The soaring Canadian dollar has led to more U.S. pork and beef landing on Canada’s store shelves this year, but the country’s meat exports look stronger despite the currency’s climb, export officials said April 8.
Canada imported nearly 12,000 tonnes of U.S. processed pork from Jan. 1 to March 27, a 43 per cent increase from the same period a year ago.
“What you see (at stores) is lots of U.S. pork being featured,” said Jacques Pomerleau, executive director of Canada Pork International. He said the influx results from the Canadian dollar’s rise to near parity with the U.S. dollar.
Demand for U.S. cured hams has been especially strong, with Canadian imports more than quadrupling to 3,344 tonnes. That demand likely reflects earlier Russian bans on imports from some U.S. pork plants, said Kevin Grier, senior market analyst at the George Morris Centre in Guelph, Ontario.
Beef imports from the United States are up 12 per cent through March 27 to more than 25,000 tonnes, even though overall beef imports dropped 11 per cent.
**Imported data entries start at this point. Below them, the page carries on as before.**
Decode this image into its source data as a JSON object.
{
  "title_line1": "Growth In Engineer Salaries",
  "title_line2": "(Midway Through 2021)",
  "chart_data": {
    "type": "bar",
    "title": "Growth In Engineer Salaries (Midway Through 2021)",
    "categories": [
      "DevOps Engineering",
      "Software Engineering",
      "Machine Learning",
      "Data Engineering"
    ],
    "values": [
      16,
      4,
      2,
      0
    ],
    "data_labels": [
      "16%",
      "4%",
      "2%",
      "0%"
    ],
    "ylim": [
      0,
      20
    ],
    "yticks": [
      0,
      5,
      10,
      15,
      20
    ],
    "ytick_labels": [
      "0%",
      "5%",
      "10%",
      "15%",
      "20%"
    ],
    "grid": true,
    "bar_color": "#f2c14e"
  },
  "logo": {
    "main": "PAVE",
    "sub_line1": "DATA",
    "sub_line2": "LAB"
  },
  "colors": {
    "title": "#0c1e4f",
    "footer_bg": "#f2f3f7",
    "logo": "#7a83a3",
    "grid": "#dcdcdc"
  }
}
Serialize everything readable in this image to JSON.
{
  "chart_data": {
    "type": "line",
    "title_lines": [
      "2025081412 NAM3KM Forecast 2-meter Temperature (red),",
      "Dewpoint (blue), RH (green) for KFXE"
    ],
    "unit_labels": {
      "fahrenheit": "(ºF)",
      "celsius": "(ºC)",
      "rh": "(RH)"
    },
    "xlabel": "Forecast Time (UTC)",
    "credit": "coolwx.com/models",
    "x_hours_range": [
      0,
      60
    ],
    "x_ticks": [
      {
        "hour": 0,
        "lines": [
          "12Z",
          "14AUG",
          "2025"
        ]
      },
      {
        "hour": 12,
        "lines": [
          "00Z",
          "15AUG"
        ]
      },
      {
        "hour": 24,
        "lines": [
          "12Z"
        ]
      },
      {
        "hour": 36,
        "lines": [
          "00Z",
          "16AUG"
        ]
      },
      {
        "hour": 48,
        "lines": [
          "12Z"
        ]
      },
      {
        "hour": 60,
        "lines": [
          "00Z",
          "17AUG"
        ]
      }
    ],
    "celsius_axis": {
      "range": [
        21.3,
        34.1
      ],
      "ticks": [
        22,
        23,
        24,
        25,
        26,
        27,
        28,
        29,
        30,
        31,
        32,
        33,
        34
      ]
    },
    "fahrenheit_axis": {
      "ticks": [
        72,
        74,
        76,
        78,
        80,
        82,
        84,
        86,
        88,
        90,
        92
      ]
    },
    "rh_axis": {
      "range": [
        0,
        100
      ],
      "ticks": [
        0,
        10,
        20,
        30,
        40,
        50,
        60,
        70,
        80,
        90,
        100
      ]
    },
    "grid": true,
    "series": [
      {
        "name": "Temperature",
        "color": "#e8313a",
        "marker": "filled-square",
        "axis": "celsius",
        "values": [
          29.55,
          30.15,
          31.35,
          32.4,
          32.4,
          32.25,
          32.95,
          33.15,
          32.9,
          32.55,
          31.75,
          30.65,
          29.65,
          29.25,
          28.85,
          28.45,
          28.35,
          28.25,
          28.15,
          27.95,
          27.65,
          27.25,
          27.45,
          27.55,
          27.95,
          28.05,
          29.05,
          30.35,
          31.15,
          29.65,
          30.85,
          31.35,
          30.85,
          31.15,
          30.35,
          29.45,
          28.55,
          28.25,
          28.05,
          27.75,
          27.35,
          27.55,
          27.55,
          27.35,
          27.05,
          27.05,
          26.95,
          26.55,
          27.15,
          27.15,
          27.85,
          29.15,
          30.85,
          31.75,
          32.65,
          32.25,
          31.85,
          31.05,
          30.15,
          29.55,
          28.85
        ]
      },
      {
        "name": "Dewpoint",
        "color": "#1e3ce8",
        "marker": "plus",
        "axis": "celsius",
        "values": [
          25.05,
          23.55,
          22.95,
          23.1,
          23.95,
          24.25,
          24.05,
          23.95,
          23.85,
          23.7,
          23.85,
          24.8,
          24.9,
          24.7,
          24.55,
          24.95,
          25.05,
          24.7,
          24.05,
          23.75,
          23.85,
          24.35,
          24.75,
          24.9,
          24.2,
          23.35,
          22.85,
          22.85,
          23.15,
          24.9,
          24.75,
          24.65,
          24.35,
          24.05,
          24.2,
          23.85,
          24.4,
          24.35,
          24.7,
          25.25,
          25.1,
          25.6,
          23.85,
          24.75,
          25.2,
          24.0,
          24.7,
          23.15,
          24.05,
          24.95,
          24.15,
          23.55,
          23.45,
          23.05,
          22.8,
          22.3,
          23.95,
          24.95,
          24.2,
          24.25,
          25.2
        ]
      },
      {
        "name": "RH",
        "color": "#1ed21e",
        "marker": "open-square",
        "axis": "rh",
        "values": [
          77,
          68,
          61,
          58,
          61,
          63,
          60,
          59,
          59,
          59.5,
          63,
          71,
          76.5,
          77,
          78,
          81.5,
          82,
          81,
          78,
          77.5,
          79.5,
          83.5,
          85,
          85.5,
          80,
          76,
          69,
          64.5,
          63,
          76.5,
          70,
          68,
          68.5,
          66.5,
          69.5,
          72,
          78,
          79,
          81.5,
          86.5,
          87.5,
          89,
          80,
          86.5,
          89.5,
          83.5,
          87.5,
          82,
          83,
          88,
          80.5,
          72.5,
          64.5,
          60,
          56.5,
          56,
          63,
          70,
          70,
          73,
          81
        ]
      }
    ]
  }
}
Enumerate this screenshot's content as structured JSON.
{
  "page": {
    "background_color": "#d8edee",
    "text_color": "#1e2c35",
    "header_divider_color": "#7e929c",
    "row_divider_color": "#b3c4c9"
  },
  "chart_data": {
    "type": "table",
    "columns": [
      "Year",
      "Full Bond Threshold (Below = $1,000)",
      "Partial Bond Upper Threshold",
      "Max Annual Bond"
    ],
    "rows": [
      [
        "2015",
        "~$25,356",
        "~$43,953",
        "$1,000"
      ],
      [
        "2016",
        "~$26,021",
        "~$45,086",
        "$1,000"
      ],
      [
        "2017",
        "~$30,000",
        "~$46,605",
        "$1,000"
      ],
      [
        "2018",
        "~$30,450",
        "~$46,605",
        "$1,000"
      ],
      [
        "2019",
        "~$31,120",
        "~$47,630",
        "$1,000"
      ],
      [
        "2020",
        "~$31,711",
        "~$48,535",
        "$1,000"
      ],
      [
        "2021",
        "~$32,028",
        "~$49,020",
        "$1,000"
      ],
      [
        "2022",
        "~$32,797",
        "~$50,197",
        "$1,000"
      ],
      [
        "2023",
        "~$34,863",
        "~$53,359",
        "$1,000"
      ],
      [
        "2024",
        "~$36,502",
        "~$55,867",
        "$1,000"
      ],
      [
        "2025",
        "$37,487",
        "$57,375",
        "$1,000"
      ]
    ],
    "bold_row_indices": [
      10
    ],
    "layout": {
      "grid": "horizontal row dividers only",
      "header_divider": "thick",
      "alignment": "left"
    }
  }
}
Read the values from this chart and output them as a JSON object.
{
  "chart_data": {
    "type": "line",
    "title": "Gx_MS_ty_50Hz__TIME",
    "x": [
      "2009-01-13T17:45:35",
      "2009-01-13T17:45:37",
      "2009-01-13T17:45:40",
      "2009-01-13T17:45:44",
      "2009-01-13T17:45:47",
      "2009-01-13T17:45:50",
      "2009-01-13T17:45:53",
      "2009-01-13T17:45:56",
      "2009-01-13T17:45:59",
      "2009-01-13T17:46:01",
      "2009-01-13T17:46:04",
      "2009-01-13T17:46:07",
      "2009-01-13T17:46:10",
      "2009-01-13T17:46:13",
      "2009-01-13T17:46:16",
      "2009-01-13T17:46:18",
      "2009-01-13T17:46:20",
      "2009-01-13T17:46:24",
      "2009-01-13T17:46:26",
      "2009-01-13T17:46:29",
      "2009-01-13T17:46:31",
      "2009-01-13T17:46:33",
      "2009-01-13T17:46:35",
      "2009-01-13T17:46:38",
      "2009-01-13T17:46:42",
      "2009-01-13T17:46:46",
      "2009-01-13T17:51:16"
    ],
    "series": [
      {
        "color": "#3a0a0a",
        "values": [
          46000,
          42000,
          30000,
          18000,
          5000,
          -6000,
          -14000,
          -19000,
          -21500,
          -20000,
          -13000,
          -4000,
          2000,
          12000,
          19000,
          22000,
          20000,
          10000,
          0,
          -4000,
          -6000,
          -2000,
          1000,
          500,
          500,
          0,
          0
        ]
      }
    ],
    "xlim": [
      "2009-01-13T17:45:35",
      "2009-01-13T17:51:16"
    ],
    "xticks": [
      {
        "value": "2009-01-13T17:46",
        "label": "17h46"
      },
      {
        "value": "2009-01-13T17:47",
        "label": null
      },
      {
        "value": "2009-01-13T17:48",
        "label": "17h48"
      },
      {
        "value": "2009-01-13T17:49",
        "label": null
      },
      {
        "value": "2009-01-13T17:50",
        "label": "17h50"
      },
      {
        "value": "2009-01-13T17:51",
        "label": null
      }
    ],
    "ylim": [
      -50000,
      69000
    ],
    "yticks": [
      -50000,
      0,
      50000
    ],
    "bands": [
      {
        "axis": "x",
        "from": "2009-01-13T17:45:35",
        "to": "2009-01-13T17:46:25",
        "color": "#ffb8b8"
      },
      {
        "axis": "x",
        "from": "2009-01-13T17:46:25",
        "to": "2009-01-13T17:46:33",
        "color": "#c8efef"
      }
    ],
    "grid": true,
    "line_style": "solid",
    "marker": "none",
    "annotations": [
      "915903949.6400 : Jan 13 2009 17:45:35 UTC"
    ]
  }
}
The surge in U.S. beef arriving in Canada reflects Canadians’ stronger purchasing power due to the rise of their currency, said Ted Haney, president of the Canada Beef Export Federation. The faster economic recovery in Canada versus the United States also makes it an attractive meat market, he said.
“It was expected and has been noted that Canada has become a desired market again for exports, particularly from the United States,” he said.
Canada is the world’s third-largest exporter of pork and beef.
But Grier said he thinks the stronger Canadian dollar affects meat imports, mainly in the longer term.
“(Increased U.S. imports) are primarily because the U.S. industry is getting bigger and bigger and ours is getting smaller and smaller … I don’t buy into the currency being the short-term reason to explain anything.”
The risk with U.S. exporters shipping more to Canada is that greater supplies will weaken prices, but they typically moderate sales to avoid that, Haney said.
Canada has also exported more pork and beef this year.
The outlook for pork exports is improved from a year ago, when China banned Canadian pork in connection with the H1N1 flu outbreak, Pomerleau said. China reopened to Canadian pork in February and pork supply worldwide has declined, he said.
Total pork exports were up 2.7 per cent to more than 86,000 tonnes in January from the same month a year earlier, according to the most recent data available from Statistics Canada.
“Very likely it will remain positive for the end of the year,” Pomerleau said.
The United States, Canada’s top pork export market, imported nearly seven per cent less in January to about 26,000 tonnes.
Total beef exports in January were up seven per cent to more than 34,000 tonnes. The United States was the biggest buyer, importing four per cent more than a year ago.